Georg Schmidt * 1903

Störtebekerweg 62 (Harburg, Neugraben-Fischbek)


HIER WOHNTE
GEORG SCHMIDT
JG. 1903
IM WIDERSTAND
VERHAFTET 1934
ZUCHTHAUS CELLE
SACHSENHAUSEN
TOT AN HAFTFOLGEN
25.8.1945

Georg Schmidt, geb. am 30.7.1903 in Wulfsfelde, vom 29.8.1934 bis 18.2.1938 in Haft in den Gefängnissen Harburg und Stade, im Zuchthaus Celle und im KZ Sachsenhausen, danach unter Polizeiaufsicht, am 25.8.1945 verstorben an den Haftfolgen

Störtebeker Weg 62

Georg Schmidt zog in jungen Jahren aus seiner holsteinischen Heimat im Kreis Bad Segeberg nach Wilhelmsburg und absolvierte in einem der umliegenden Betriebe eine Lehre als Kupferschmied. Später heiratete er die ein Jahr ältere Rosalie Marzinkowski, die auf der Elbinsel ebenfalls eine zweite Heimat gefunden hatte. Sie stammte aus Chwaliszew, einem Ort, der bis zum Ende des Ersten Weltkriegs zur preußischen Provinz Posen gehörte und danach polnisch wurde. An dem neuen Zuhause fand auch ihr erster Sohn Georg schnell Gefallen. Sein Lebensweg begann am 12. Oktober 1924. Anfang der 1930er Jahre zog die junge Familie nach Neugraben, wo am 12. Juni 1933 der zweite Sohn Gustav Friedrich geboren wurde. Im Unterschied zu dem damals bereits stark städtisch geprägten Wilhelmsburg hatte dieser Ort vor 80 Jahren noch einen weitgehend dörflichen Charakter.

Georg Schmidt trat 1928 der KPD bei, einer Partei, die bei den Reichstagswahlen am 20. Mai des Jahres in der benachbarten Industriestadt Harburg-Wilhelmsburg 17,6% der Wählerstimmen auf sich vereinigen konnte. In den ländlichen Regionen des Kreises Harburg, zu dem auch der Ort Neugraben-Fischbek gehörte, fiel es der KPD schwerer, größere Gruppen der Bevölkerung für ihre Ziele zu gewinnen.

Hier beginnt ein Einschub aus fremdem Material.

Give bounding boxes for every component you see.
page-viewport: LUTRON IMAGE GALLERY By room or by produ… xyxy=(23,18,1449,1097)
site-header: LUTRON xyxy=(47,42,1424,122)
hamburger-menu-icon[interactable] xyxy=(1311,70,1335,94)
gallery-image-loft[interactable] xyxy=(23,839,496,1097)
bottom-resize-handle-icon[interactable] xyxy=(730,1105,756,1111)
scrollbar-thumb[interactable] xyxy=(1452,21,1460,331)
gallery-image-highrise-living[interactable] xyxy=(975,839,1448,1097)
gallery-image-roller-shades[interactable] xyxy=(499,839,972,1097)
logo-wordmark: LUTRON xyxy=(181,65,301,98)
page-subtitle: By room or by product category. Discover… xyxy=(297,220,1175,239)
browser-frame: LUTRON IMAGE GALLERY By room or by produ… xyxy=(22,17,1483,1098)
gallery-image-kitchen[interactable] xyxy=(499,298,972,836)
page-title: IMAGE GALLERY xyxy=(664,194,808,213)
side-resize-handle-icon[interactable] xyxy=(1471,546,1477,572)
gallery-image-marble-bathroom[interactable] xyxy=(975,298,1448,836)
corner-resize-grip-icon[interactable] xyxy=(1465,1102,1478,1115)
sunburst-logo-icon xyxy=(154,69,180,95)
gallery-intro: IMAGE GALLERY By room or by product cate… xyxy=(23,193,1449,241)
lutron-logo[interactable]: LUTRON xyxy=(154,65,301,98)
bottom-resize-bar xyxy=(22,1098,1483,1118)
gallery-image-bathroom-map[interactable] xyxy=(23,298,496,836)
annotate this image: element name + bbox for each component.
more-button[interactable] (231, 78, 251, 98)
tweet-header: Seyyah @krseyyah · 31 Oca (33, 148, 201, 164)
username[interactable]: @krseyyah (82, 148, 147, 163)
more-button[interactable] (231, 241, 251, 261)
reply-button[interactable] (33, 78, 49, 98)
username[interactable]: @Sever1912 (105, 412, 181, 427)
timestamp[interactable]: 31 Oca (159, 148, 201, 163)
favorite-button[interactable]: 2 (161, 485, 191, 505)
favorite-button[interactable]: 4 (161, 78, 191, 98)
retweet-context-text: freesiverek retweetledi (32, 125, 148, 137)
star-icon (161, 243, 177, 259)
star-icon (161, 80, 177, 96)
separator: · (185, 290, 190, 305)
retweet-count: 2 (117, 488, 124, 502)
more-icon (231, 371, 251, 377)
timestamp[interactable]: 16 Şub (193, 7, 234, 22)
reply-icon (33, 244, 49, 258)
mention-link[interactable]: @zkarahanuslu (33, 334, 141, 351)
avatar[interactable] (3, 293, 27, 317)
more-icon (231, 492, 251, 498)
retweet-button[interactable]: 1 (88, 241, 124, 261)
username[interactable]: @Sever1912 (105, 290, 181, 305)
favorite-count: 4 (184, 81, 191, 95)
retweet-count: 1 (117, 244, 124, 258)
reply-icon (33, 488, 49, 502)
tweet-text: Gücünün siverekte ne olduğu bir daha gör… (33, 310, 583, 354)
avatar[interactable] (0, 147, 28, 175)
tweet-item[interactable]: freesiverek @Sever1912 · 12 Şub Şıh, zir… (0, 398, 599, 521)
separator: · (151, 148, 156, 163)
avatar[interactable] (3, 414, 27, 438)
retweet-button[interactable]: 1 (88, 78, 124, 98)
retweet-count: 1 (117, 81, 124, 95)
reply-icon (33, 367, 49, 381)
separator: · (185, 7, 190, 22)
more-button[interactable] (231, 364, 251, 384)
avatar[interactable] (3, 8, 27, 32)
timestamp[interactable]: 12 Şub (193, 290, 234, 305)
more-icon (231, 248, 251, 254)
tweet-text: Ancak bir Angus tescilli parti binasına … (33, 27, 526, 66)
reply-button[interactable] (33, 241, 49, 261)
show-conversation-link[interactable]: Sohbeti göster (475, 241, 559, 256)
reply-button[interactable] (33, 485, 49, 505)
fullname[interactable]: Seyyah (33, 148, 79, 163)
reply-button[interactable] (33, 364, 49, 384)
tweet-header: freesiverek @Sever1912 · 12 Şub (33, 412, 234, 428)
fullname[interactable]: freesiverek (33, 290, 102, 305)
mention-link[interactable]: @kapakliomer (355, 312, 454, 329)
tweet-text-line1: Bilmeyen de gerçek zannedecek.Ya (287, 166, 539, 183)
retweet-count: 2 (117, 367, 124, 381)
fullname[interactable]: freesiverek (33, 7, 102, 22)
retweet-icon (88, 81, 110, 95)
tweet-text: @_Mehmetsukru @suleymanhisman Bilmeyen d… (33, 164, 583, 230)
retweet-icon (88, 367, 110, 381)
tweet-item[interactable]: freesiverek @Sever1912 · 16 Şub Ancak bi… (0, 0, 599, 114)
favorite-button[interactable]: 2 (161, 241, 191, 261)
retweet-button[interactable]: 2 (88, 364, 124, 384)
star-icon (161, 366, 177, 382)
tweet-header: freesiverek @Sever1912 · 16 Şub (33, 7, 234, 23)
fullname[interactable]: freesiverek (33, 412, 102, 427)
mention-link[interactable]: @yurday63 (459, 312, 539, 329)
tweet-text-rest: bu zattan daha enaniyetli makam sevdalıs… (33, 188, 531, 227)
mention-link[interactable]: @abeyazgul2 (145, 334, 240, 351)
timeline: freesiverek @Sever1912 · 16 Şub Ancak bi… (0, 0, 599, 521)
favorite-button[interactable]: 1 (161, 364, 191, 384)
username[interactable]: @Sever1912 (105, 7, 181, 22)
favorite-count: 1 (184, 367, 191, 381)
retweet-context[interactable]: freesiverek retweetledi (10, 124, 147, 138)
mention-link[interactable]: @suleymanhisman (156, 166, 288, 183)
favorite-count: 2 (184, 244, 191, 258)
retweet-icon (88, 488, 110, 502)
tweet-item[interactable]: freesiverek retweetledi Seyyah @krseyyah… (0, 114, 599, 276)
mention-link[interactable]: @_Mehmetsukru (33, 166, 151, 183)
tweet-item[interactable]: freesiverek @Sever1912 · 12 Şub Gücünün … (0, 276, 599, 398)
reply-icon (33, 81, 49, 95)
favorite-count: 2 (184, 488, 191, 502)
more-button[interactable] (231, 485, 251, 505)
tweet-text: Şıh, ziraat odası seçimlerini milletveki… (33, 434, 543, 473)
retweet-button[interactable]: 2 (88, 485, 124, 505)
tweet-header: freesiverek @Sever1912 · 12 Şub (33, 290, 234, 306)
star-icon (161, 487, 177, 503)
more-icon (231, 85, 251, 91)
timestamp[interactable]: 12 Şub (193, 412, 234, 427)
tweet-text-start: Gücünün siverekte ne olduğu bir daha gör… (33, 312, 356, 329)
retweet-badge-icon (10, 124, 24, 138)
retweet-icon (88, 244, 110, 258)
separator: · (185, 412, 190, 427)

Die Wählerschaft dieser Dörfer und Provinzstädte war stark national-konservativ geprägt. Bereits bei den Reichstagswahlen im Juli 1932 hatten 53,2% der Wählerinnen und Wähler im Kreis Harburg der NSDAP ihre Stimme gegeben, während ihr Stimmenanteil in der Großstadt Harburg-Wilhelmsburg lediglich bei 29,5% lag. Hier hatten die beiden Arbeiterparteien (SPD: 36,6%; KPD: 20,5%) theoretisch die Mehrheit, die sie aber nicht in eine gemeinsame Politik gegen den landesweiten Aufstieg der NSDAP umsetzen konnten. Dafür waren ihre programmatischen Ziele zu unterschiedlich, was sich auch in der Folgezeit nicht grundlegend änderte.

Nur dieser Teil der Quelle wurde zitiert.